「微アルで適正飲酒」推進の裏にある不都合な現実 もはや、メディアに踊らされているにすぎない
今年2月に厚生労働省が「健康に配慮した飲酒に関するガイドライン」を発表したことで、「適正飲酒」の風潮が高まっている。その結果、アルコール度数が1%未満の「微アルコール(以下、微アル)」と、3%程度の「低アルコール(以下、低アル)」が注目を集めているのだ。 【画像】適正飲酒に繋がる? 店頭に並ぶ微アル飲料 2021年にアサヒビール(以下、アサヒ)がアルコール度数0.5%のビールテイストの「アサヒ ビアリー」を発売したのを皮切りに、サッポロビール(以下、サッポロ)はアルコール度数0.7%の「ザ・ドラフティ」を、「よなよなエール」でおなじみのヤッホーブルーイングも同じく0.7%の「正気のサタン」を展開。すでに微アル市場ができあがってから3年が経過している。
また、低アルに目を向けてみると、9月にキリンビール(以下、キリン)は9年ぶりにアルコール度数3%の低アルの新商品「キリン 華よい」を発売。同月には宝酒造もアルコール度数3%の新ブランド「発酵蒸留サワー」を発売開始した。

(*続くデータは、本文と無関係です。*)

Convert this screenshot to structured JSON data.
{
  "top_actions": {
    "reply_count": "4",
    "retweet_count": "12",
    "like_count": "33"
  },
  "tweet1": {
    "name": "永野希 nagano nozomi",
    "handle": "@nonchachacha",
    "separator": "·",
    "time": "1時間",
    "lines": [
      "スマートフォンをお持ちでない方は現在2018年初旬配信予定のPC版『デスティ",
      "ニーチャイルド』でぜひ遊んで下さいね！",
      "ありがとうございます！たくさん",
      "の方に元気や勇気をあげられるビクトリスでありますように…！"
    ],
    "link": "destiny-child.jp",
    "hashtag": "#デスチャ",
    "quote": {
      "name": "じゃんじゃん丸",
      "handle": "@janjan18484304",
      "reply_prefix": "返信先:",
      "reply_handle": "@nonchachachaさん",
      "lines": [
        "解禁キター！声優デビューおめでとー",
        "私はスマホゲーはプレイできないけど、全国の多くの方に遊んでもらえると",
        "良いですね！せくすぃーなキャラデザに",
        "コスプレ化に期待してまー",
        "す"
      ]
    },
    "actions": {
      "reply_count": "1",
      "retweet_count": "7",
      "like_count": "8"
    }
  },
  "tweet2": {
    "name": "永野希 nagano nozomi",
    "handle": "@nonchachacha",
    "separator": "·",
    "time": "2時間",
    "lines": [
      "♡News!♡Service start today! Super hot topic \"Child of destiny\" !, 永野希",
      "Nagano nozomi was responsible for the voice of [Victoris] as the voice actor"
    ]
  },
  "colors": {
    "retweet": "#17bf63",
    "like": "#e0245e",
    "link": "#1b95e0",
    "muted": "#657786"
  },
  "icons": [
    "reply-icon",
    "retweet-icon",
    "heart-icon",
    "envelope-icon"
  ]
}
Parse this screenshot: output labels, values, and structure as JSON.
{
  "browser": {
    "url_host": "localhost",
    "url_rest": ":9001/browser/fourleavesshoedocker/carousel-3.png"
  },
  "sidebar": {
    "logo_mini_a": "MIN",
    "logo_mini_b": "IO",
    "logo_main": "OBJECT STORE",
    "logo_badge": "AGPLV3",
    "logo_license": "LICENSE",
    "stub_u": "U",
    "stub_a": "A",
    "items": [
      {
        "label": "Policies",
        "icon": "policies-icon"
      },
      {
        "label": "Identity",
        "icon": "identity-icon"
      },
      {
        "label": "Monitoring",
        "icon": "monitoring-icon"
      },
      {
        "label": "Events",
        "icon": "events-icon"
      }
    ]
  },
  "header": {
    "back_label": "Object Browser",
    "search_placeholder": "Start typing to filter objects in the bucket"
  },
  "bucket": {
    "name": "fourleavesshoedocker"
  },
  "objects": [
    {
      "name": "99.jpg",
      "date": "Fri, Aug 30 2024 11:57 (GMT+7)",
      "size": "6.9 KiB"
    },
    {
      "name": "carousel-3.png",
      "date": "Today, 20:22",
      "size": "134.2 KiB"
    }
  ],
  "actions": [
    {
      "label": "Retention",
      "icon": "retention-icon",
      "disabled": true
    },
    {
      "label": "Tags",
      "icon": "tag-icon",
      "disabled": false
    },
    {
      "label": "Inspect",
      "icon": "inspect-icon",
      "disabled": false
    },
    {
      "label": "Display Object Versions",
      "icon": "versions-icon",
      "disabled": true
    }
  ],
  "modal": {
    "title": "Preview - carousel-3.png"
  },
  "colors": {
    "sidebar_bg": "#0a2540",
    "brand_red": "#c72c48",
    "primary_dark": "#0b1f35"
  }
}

サントリーも11月にNetflixとのコラボによる「ほろよい〈ネトフリコーラサワー〉」を売り出している。 アルコール度数の引き上げ競争に「待った」をかけるかのごとく、酒類メーカーは度数を下げているわけだが、その背景にはいったいなにがあるのだろうか? また、昨今推進されている「適正飲酒ムーブメント」にはどんな問題点があるのか。
本稿ではかつてストロング系飲料を1日10缶飲み、アルコール依存症と診断され、またアルコールに関する取材を行ってきた筆者が、微アルと低アルの歴史を振り返りながら、最前線に迫る。 ■ここ数年で大きく衰退したストロング系 まず前提として触れるが、ストロング系の市場はここ数年で大きく衰退している。 調査会社インテージによると、缶チューハイ市場でアルコール度数8%以上のストロング系の商品のシェア(占有率)は、2017年に金額ベースで43%だった。それが、2023年には25%程度に低下してしまったという。